Upland Birds didn’t fit into his retirement plans. He had complained to me a number of times that year that he liked doing all the scouting and finding guzzlers, but the whole rigmarole of typing mailing lists, pasting together the newsletter, and trying to promote the thing was just too much work. He was giving it all up. I pleaded with him: No one was doing this. Bird hunters need you.

I even came up with a proposal. Twenty years ago was about the time that computers were getting good. People were starting to take digital photos, and scanning old slides, photos, and maps could be done at photo shops all over the region. I told Bobby that I would do the office work — the layout, paste-up, digitize the photos and maps, keep the database on the computer — but he would do the scouting and give me his written reports. I’d do the rest. Did a split in the income sound fair?

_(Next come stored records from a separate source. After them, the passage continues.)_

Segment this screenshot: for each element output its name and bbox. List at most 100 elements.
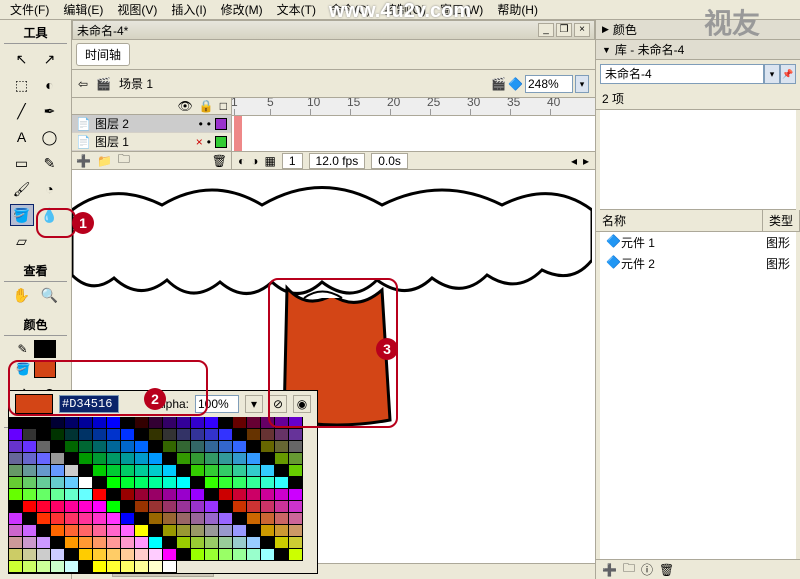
stroke-swatch[interactable] xyxy=(34,340,56,358)
color-cell[interactable] xyxy=(93,513,107,525)
color-cell[interactable] xyxy=(23,549,37,561)
color-cell[interactable] xyxy=(79,489,93,501)
color-cell[interactable] xyxy=(37,561,51,573)
color-cell[interactable] xyxy=(23,561,37,573)
color-cell[interactable] xyxy=(247,549,261,561)
color-cell[interactable] xyxy=(275,417,289,429)
color-cell[interactable] xyxy=(247,525,261,537)
color-cell[interactable] xyxy=(289,453,303,465)
color-cell[interactable] xyxy=(135,501,149,513)
color-cell[interactable] xyxy=(261,501,275,513)
color-cell[interactable] xyxy=(275,429,289,441)
color-cell[interactable] xyxy=(149,441,163,453)
color-cell[interactable] xyxy=(107,561,121,573)
color-cell[interactable] xyxy=(261,465,275,477)
pencil-tool[interactable]: ✎ xyxy=(38,152,62,174)
color-cell[interactable] xyxy=(191,441,205,453)
rectangle-tool[interactable]: ▭ xyxy=(10,152,34,174)
color-panel-header[interactable]: ▶ 颜色 xyxy=(596,20,800,40)
color-cell[interactable] xyxy=(93,501,107,513)
color-cell[interactable] xyxy=(233,549,247,561)
color-cell[interactable] xyxy=(107,417,121,429)
color-cell[interactable] xyxy=(121,501,135,513)
color-cell[interactable] xyxy=(191,429,205,441)
color-cell[interactable] xyxy=(191,549,205,561)
color-cell[interactable] xyxy=(219,513,233,525)
color-cell[interactable] xyxy=(65,561,79,573)
pen-tool[interactable]: ✒ xyxy=(38,100,62,122)
library-panel-header[interactable]: ▼ 库 - 未命名-4 xyxy=(596,40,800,60)
color-cell[interactable] xyxy=(149,561,163,573)
color-cell[interactable] xyxy=(289,537,303,549)
color-cell[interactable] xyxy=(261,417,275,429)
color-cell[interactable] xyxy=(191,537,205,549)
color-cell[interactable] xyxy=(177,525,191,537)
color-cell[interactable] xyxy=(65,525,79,537)
color-cell[interactable] xyxy=(93,417,107,429)
edit-scene-icon[interactable]: 🎬 xyxy=(491,77,506,91)
color-cell[interactable] xyxy=(177,501,191,513)
color-cell[interactable] xyxy=(121,561,135,573)
color-cell[interactable] xyxy=(51,501,65,513)
color-cell[interactable] xyxy=(289,513,303,525)
menu-window[interactable]: 窗口(W) xyxy=(434,0,489,20)
menu-view[interactable]: 视图(V) xyxy=(111,0,163,20)
color-cell[interactable] xyxy=(247,417,261,429)
color-cell[interactable] xyxy=(261,489,275,501)
color-cell[interactable] xyxy=(163,525,177,537)
color-cell[interactable] xyxy=(79,513,93,525)
color-cell[interactable] xyxy=(107,465,121,477)
color-cell[interactable] xyxy=(65,513,79,525)
menu-insert[interactable]: 插入(I) xyxy=(165,0,212,20)
color-cell[interactable] xyxy=(177,489,191,501)
properties-button[interactable]: ⓘ xyxy=(641,561,653,578)
color-cell[interactable] xyxy=(121,513,135,525)
color-cell[interactable] xyxy=(205,525,219,537)
color-cell[interactable] xyxy=(23,465,37,477)
color-cell[interactable] xyxy=(247,489,261,501)
color-cell[interactable] xyxy=(149,489,163,501)
color-cell[interactable] xyxy=(163,561,177,573)
back-icon[interactable]: ⇦ xyxy=(78,77,88,91)
color-cell[interactable] xyxy=(205,477,219,489)
close-button[interactable]: × xyxy=(574,23,590,37)
color-cell[interactable] xyxy=(51,525,65,537)
add-guide-layer-button[interactable]: 📁 xyxy=(97,154,112,168)
color-cell[interactable] xyxy=(37,417,51,429)
scroll-left-button[interactable]: ◂ xyxy=(571,154,577,168)
color-cell[interactable] xyxy=(275,441,289,453)
color-cell[interactable] xyxy=(37,429,51,441)
add-folder-button[interactable]: 🗀 xyxy=(118,150,130,171)
color-cell[interactable] xyxy=(93,477,107,489)
color-cell[interactable] xyxy=(177,417,191,429)
color-cell[interactable] xyxy=(163,537,177,549)
color-cell[interactable] xyxy=(247,465,261,477)
color-cell[interactable] xyxy=(37,549,51,561)
color-cell[interactable] xyxy=(233,441,247,453)
color-cell[interactable] xyxy=(51,441,65,453)
color-cell[interactable] xyxy=(219,501,233,513)
color-cell[interactable] xyxy=(163,477,177,489)
color-cell[interactable] xyxy=(261,477,275,489)
color-cell[interactable] xyxy=(205,501,219,513)
color-cell[interactable] xyxy=(107,549,121,561)
color-cell[interactable] xyxy=(205,513,219,525)
color-cell[interactable] xyxy=(163,465,177,477)
library-pin-button[interactable]: 📌 xyxy=(780,64,796,84)
color-cell[interactable] xyxy=(9,513,23,525)
color-cell[interactable] xyxy=(261,453,275,465)
color-cell[interactable] xyxy=(149,513,163,525)
color-cell[interactable] xyxy=(247,537,261,549)
color-cell[interactable] xyxy=(65,537,79,549)
color-cell[interactable] xyxy=(275,465,289,477)
color-cell[interactable] xyxy=(23,417,37,429)
color-cell[interactable] xyxy=(205,465,219,477)
color-cell[interactable] xyxy=(219,489,233,501)
menu-command[interactable]: 命令(C) xyxy=(324,0,377,20)
color-cell[interactable] xyxy=(163,549,177,561)
new-folder-button[interactable]: 🗀 xyxy=(623,559,635,579)
color-cell[interactable] xyxy=(93,561,107,573)
color-cell[interactable] xyxy=(135,429,149,441)
color-cell[interactable] xyxy=(135,441,149,453)
color-cell[interactable] xyxy=(275,453,289,465)
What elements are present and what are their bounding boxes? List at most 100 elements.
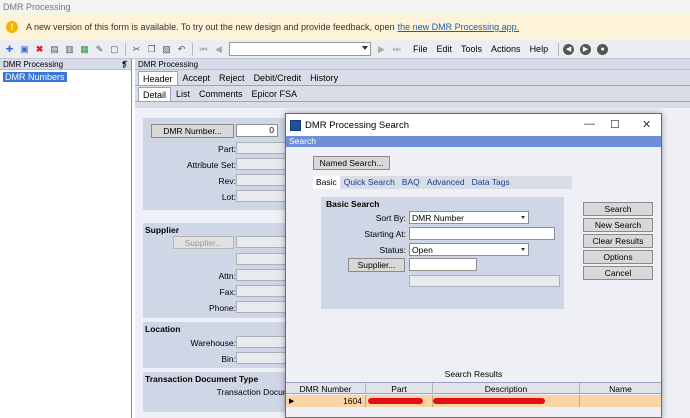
supplier-name-display [409,275,560,287]
tab-quick-search[interactable]: Quick Search [341,176,398,189]
tab-accept[interactable]: Accept [179,71,215,85]
sort-by-select[interactable]: DMR Number [409,211,529,224]
tree-item-dmr-numbers[interactable]: DMR Numbers [3,72,67,82]
copy-icon[interactable]: ❐ [145,43,158,56]
new-icon[interactable]: ✚ [3,43,16,56]
column-part[interactable]: Part [366,383,433,394]
home-icon[interactable]: ● [597,43,609,55]
tab-header[interactable]: Header [138,71,178,85]
lot-row: Lot: [143,190,288,203]
supplier-search-button[interactable]: Supplier... [348,258,405,272]
attn-label: Attn: [218,271,236,281]
lot-label: Lot: [221,192,236,202]
column-name[interactable]: Name [580,383,661,394]
starting-at-input[interactable] [409,227,555,240]
row-selector-icon: ▶ [289,398,295,405]
menu-actions[interactable]: Actions [491,44,521,54]
tab-list[interactable]: List [172,87,194,101]
toolbar-separator [558,42,560,56]
tab-advanced[interactable]: Advanced [424,176,468,189]
cut-icon[interactable]: ✂ [130,43,143,56]
phone-field [236,301,288,313]
tab-reject[interactable]: Reject [215,71,249,85]
part-label: Part: [218,144,236,154]
menu-edit[interactable]: Edit [437,44,453,54]
tab-history[interactable]: History [306,71,342,85]
lot-field [236,190,288,202]
status-value: Open [412,245,433,255]
detail-pane-header: DMR Processing [135,59,690,70]
minimize-icon[interactable]: — [584,118,595,130]
chevron-down-icon [521,248,525,251]
rev-field [236,174,288,186]
clear-results-button[interactable]: Clear Results [583,234,653,248]
save-icon[interactable]: ▣ [18,43,31,56]
status-select[interactable]: Open [409,243,529,256]
location-group: Location Warehouse: Bin: [143,322,288,368]
tab-comments[interactable]: Comments [195,87,247,101]
dmr-number-button[interactable]: DMR Number... [151,124,234,138]
first-record-icon[interactable]: ⏮ [197,43,210,56]
record-selector[interactable] [229,42,371,56]
tab-detail[interactable]: Detail [138,87,172,101]
table-row[interactable]: ▶ 1604 [286,395,661,407]
last-record-icon[interactable]: ⏭ [390,43,403,56]
tab-baq[interactable]: BAQ [399,176,423,189]
clear-icon[interactable]: ✎ [93,43,106,56]
column-dmr-number[interactable]: DMR Number [286,383,366,394]
next-record-icon[interactable]: ▶ [375,43,388,56]
search-button[interactable]: Search [583,202,653,216]
attn-field [236,269,288,281]
back-icon[interactable]: ◀ [563,43,575,55]
starting-at-row: Starting At: [321,227,564,240]
status-row: Status: Open [321,243,564,256]
refresh-icon[interactable]: ▢ [108,43,121,56]
basic-search-title: Basic Search [326,199,380,209]
cancel-button[interactable]: Cancel [583,266,653,280]
tab-data-tags[interactable]: Data Tags [469,176,513,189]
fax-label: Fax: [219,287,236,297]
forward-icon[interactable]: ▶ [580,43,592,55]
excel-icon[interactable]: ▦ [78,43,91,56]
attachment-icon[interactable]: ▥ [63,43,76,56]
close-icon[interactable]: ✕ [642,118,651,131]
maximize-icon[interactable]: ☐ [610,118,620,131]
cell-part [366,395,433,407]
supplier-button[interactable]: Supplier... [173,236,234,249]
options-button[interactable]: Options [583,250,653,264]
delete-icon[interactable]: ✖ [33,43,46,56]
transaction-group: Transaction Document Type Transaction Do… [143,372,290,412]
tab-debit-credit[interactable]: Debit/Credit [250,71,306,85]
menu-file[interactable]: File [413,44,428,54]
fax-row: Fax: [143,285,288,298]
sort-by-row: Sort By: DMR Number [321,211,564,224]
tab-basic[interactable]: Basic [313,176,340,189]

He agreed. I said I would do a mock-up our new joint venture/newsletter.

So there I was those 21 years ago sitting on the couch at his house with a mock-up of Western Birds.

“That looks good,” he said and got up, went into his office, and came back with a primer to a big part of my next 21 years in his arms.

At his memorial service last year, there were two of my 1972 classmates from Fontana High School who spoke at his service. Wonderful writers and speakers, they captured his Arkansas speech patterns and his wry sense of humor. But they both talked about how Bobby had used them to advance the cause of education, of writing, of telling good stories, or helping other people. They also told of wonderful practical jokes. They made everyone there smile and laugh. They made me think.

Those 21 years ago, I thought the newsletter was a golden goose and that Bobby was giving me something extremely valuable.

Valuable to me.

So I kept doing it. Every time we’d see each other, Bobby would tell me how much he liked the newsletter. I’d lament about how much work it was for very little return. He would ask if I had flyers in this store or that store, or if I’d sent out a promotion to this mailing list or some other one. He always sounded like he believed it could make money if I just found the right lists. But Bobby was no dummy. I should have known he had tried everything before “gifting” the newsletter to me, obviously not his brightest student. He was thinking about bird hunters who could use the information published in a good bird hunting newsletter.

He was thinking about Joe Sportsman, all of the hunters and fishermen who have read my fishing reports and outdoor stories over the years. He was thinking about you.

I had never figured all this out until his services when I heard the stories from his other students, his more intelligent students. I sat there laughing and crying and laughing.

I miss my old friend — and I miss getting his Joe Sportsman cards each Christmas.